Post Office To Steam Open Your History File [from stand.org.uk]
One of the more extreme powers the Regulation of Investigatory Powers Act (RIPA) handed out two years ago let government agencies obtain "traffic data" without a judicial warrant.
Traffic data is best described as the writing on the envelope of a message, instead of its contents. It can be the list of phone numbers you have called in the last six months. Or a full list of Websites you have visited. Or the times you log on, and from where. Or who you e-mail, or what programs you've downloaded, or what newsgroups you read. Or the position of your cellphone last Tuesday at five.
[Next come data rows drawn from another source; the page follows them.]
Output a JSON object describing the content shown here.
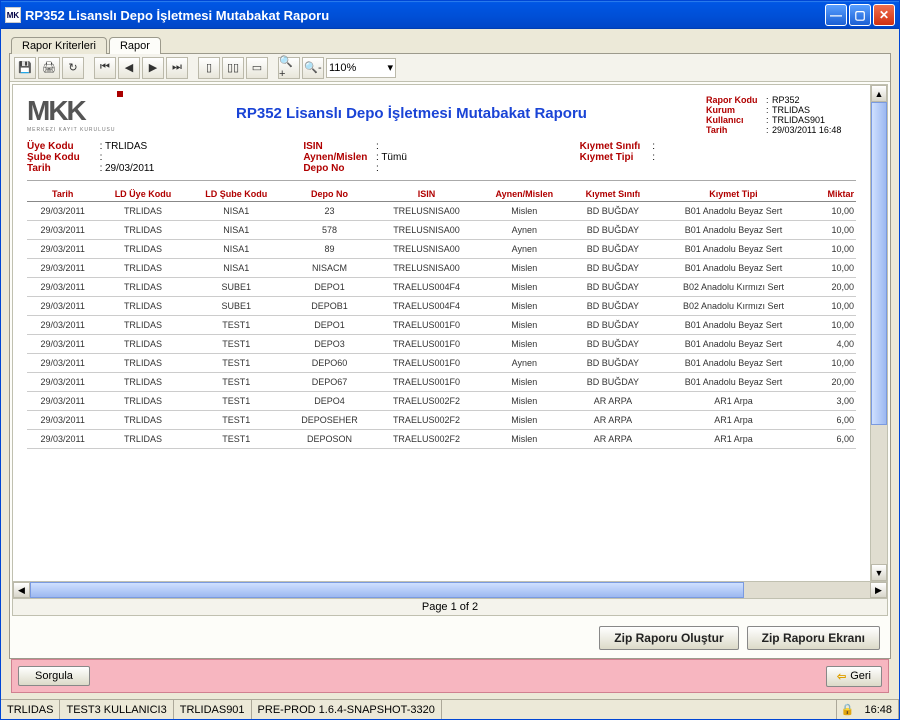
{
  "window": {
    "title": "RP352 Lisanslı Depo İşletmesi Mutabakat Raporu"
  },
  "tabs": {
    "t0": "Rapor Kriterleri",
    "t1": "Rapor"
  },
  "toolbar": {
    "zoom": "110%"
  },
  "report": {
    "title": "RP352 Lisanslı Depo İşletmesi Mutabakat Raporu",
    "meta": {
      "rapor_kodu_l": "Rapor Kodu",
      "rapor_kodu_v": "RP352",
      "kurum_l": "Kurum",
      "kurum_v": "TRLIDAS",
      "kullanici_l": "Kullanıcı",
      "kullanici_v": "TRLIDAS901",
      "tarih_l": "Tarih",
      "tarih_v": "29/03/2011 16:48"
    },
    "filters": {
      "uye_kodu_l": "Üye Kodu",
      "uye_kodu_v": "TRLIDAS",
      "sube_kodu_l": "Şube Kodu",
      "sube_kodu_v": "",
      "tarih_l": "Tarih",
      "tarih_v": "29/03/2011",
      "isin_l": "ISIN",
      "isin_v": "",
      "aynen_l": "Aynen/Mislen",
      "aynen_v": "Tümü",
      "depo_l": "Depo No",
      "depo_v": "",
      "ks_l": "Kıymet Sınıfı",
      "ks_v": "",
      "kt_l": "Kıymet Tipi",
      "kt_v": ""
    },
    "cols": {
      "c0": "Tarih",
      "c1": "LD Üye Kodu",
      "c2": "LD Şube Kodu",
      "c3": "Depo No",
      "c4": "ISIN",
      "c5": "Aynen/Mislen",
      "c6": "Kıymet Sınıfı",
      "c7": "Kıymet Tipi",
      "c8": "Miktar"
    },
    "rows": [
      {
        "c0": "29/03/2011",
        "c1": "TRLIDAS",
        "c2": "NISA1",
        "c3": "23",
        "c4": "TRELUSNISA00",
        "c5": "Mislen",
        "c6": "BD BUĞDAY",
        "c7": "B01 Anadolu Beyaz Sert",
        "c8": "10,00"
      },
      {
        "c0": "29/03/2011",
        "c1": "TRLIDAS",
        "c2": "NISA1",
        "c3": "578",
        "c4": "TRELUSNISA00",
        "c5": "Aynen",
        "c6": "BD BUĞDAY",
        "c7": "B01 Anadolu Beyaz Sert",
        "c8": "10,00"
      },
      {
        "c0": "29/03/2011",
        "c1": "TRLIDAS",
        "c2": "NISA1",
        "c3": "89",
        "c4": "TRELUSNISA00",
        "c5": "Aynen",
        "c6": "BD BUĞDAY",
        "c7": "B01 Anadolu Beyaz Sert",
        "c8": "10,00"
      },
      {
        "c0": "29/03/2011",
        "c1": "TRLIDAS",
        "c2": "NISA1",
        "c3": "NISACM",
        "c4": "TRELUSNISA00",
        "c5": "Mislen",
        "c6": "BD BUĞDAY",
        "c7": "B01 Anadolu Beyaz Sert",
        "c8": "10,00"
      },
      {
        "c0": "29/03/2011",
        "c1": "TRLIDAS",
        "c2": "SUBE1",
        "c3": "DEPO1",
        "c4": "TRAELUS004F4",
        "c5": "Mislen",
        "c6": "BD BUĞDAY",
        "c7": "B02 Anadolu Kırmızı Sert",
        "c8": "20,00"
      },
      {
        "c0": "29/03/2011",
        "c1": "TRLIDAS",
        "c2": "SUBE1",
        "c3": "DEPOB1",
        "c4": "TRAELUS004F4",
        "c5": "Mislen",
        "c6": "BD BUĞDAY",
        "c7": "B02 Anadolu Kırmızı Sert",
        "c8": "10,00"
      },
      {
        "c0": "29/03/2011",
        "c1": "TRLIDAS",
        "c2": "TEST1",
        "c3": "DEPO1",
        "c4": "TRAELUS001F0",
        "c5": "Mislen",
        "c6": "BD BUĞDAY",
        "c7": "B01 Anadolu Beyaz Sert",
        "c8": "10,00"
      },
      {
        "c0": "29/03/2011",
        "c1": "TRLIDAS",
        "c2": "TEST1",
        "c3": "DEPO3",
        "c4": "TRAELUS001F0",
        "c5": "Mislen",
        "c6": "BD BUĞDAY",
        "c7": "B01 Anadolu Beyaz Sert",
        "c8": "4,00"
      },
      {
        "c0": "29/03/2011",
        "c1": "TRLIDAS",
        "c2": "TEST1",
        "c3": "DEPO60",
        "c4": "TRAELUS001F0",
        "c5": "Aynen",
        "c6": "BD BUĞDAY",
        "c7": "B01 Anadolu Beyaz Sert",
        "c8": "10,00"
      },
      {
        "c0": "29/03/2011",
        "c1": "TRLIDAS",
        "c2": "TEST1",
        "c3": "DEPO67",
        "c4": "TRAELUS001F0",
        "c5": "Mislen",
        "c6": "BD BUĞDAY",
        "c7": "B01 Anadolu Beyaz Sert",
        "c8": "20,00"
      },
      {
        "c0": "29/03/2011",
        "c1": "TRLIDAS",
        "c2": "TEST1",
        "c3": "DEPO4",
        "c4": "TRAELUS002F2",
        "c5": "Mislen",
        "c6": "AR ARPA",
        "c7": "AR1 Arpa",
        "c8": "3,00"
      },
      {
        "c0": "29/03/2011",
        "c1": "TRLIDAS",
        "c2": "TEST1",
        "c3": "DEPOSEHER",
        "c4": "TRAELUS002F2",
        "c5": "Mislen",
        "c6": "AR ARPA",
        "c7": "AR1 Arpa",
        "c8": "6,00"
      },
      {
        "c0": "29/03/2011",
        "c1": "TRLIDAS",
        "c2": "TEST1",
        "c3": "DEPOSON",
        "c4": "TRAELUS002F2",
        "c5": "Mislen",
        "c6": "AR ARPA",
        "c7": "AR1 Arpa",
        "c8": "6,00"
      }
    ],
    "pager": "Page 1 of 2"
  },
  "buttons": {
    "zip_olustur": "Zip Raporu Oluştur",
    "zip_ekran": "Zip Raporu Ekranı",
    "sorgula": "Sorgula",
    "geri": "Geri"
  },
  "status": {
    "s0": "TRLIDAS",
    "s1": "TEST3 KULLANICI3",
    "s2": "TRLIDAS901",
    "s3": "PRE-PROD 1.6.4-SNAPSHOT-3320",
    "clock": "16:48"
  }
}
Because the risk of abuse of this power (there's no judicial oversight - all that's needed is the permission of a suitably high-powered boss), those who could wield it were strictly limited. Only the police, Customs and Excise and the secret services were allowed access to traffic data in the original act.
Not any more.
On Friday, the Home Office petitioned parliament to add a vast array of organisations to that list. If their passes, everyone from the DTI, any local authority, the Food Standards Agency, the Home Office themselves (of course), and staggeringly enough, Consignia. The final entry in the list says that "A Universal Service Provider within the meaning of the Postal Services Act 2000" has the same power as the secret services to read your traffic data. There's only one USP in Britain right now, and that's the provider previously known as the Royal Mail.
If the idea that the fricking Post Office has access to your web logs (access which would cost a competitive company millions, and would probably get them investigated by the Data Protection people), let alone every minor apparatchik on the block, you might want to kick up a fuss about this. It's due to appear before MPs on June 18th, and the Lords a little after.